Sun-bombing spacecraft uncovers secrets of the solar wind

Sun-bombing spacecraft uncovers secrets of the solar wind

Surprise magnetic reversals and an unexpectedly fast rotating wind mark the first findings from NASA’s Parker Solar Probe.

Source: Nature.com

A spacecraft buzzing past the Sun has caught the best-ever glimpse of the birthplace of the solar wind — the stream of energized particles that floods outwards from the star.

NASA’s Parker Solar Probe spotted strange spikes in the wind, where particles speed up and flip the direction of the wind’s magnetic field. The spacecraft also observed the wind rotating around the Sun faster than expected — suggesting that scientists’ understanding of how stars’ rotation slows down as they age could be wrong.

The findings, described in four papers published on 4 December in Nature1–4, could help researchers to better prepare for periods when the solar wind is particularly turbulent and knocks out radio and other communications as it washes over Earth. They are the first discoveries from the Parker Solar Probe, which launched in 2018 and has made three circuits around the Sun so far.

“We’re seeing terrific new plasma astrophysics in action, right from the beginning,” says Stuart Bale, a plasma physicist at the University of California, Berkeley. “It’s been spectacular.”

Close encounters

The Parker Solar Probe is gradually drawing closer to the Sun as it loops around the star. The most recent encounter was in September, and the next is expected in January. “We’re observing in a regime that we’ve only speculated about before now,” says Sarah Gibson, a solar physicist at the National Center for Atmospheric Research in Boulder, Colorado. The probe is studying the energy that heats the Sun’s outer atmosphere, or corona, and accelerates the solar wind.

Although scientists can study the solar wind as it washes over Earth, doing so is like trying to study the origin of a waterfall from halfway down the cliff over which it pours, says Bale. “If you want to know the source, you have to get up there and get closer — is it coming from one hole in the ground? From a bunch of seams in the rocks? Is there a sprinkler system up there?”

The Parker Solar Probe measured a portion of the solar wind coming from a small hole in the Sun’s corona near the equator1. It is the closest look yet at one of the solar wind’s points of origin.

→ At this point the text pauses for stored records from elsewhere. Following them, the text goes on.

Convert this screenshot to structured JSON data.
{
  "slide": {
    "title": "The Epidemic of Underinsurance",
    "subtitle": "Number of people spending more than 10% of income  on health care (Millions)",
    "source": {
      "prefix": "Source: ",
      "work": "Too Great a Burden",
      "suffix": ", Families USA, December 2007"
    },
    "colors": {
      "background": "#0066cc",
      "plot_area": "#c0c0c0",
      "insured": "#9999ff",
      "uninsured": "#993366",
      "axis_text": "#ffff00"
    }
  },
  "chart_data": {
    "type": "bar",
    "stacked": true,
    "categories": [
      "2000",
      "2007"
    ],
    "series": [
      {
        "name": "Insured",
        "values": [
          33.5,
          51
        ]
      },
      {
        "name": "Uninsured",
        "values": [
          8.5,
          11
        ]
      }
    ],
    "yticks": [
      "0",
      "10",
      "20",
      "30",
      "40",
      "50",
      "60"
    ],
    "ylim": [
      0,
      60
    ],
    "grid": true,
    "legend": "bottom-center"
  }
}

The spacecraft also found that as the wind streams out into space, parts of it race ahead in high-velocity spikes. “I think of them as rogue waves,” says Justin Kasper, a space scientist at the University of Michigan in Ann Arbor. Within these waves, the speed of the solar wind doubled, and the flow was so strong that it temporarily reversed the wind’s magnetic field3.

The probe flew through more than 1,000 of these spikes each time it zipped past the Sun, Kasper says. Scientists don’t yet understand what causes them.

Speed bump

Another surprising finding is how quickly the solar wind rotates around the Sun as the star spins. Models suggest that the wind flows in this direction at a speed of a few kilometres per second — but the Parker Solar Probe measured it moving at around 35 to 50 kilometres a second. “The jury is definitely out on what’s causing this,” says Kasper.

The discovery has major implications. Knowing that the wind is rotating at a different speed than expected could help researchers to improve predictions of when a dangerous solar outburst might reach Earth. The finding also suggests that the solar wind is transporting more energy away from the Sun than previously thought, so the star’s rotation might be slowing down more rapidly than expected. If so, astronomers might need to revise their ideas about how other stars in the Universe age.

But, so far, the Parker Solar Probe has studied only a small portion of the Sun at close range. More observations are needed to confirm the unexpectedly fast rotation speed of the solar wind, says Adam Finley, an astronomer at the University of Exeter, UK, who has modelled how the wind slows the Sun’s rotation.

There’s plenty more time for discovery. By the end of its mission in 2025, the probe will have had 24 close encounters with the Sun — getting more than three times closer to the star than it has so far.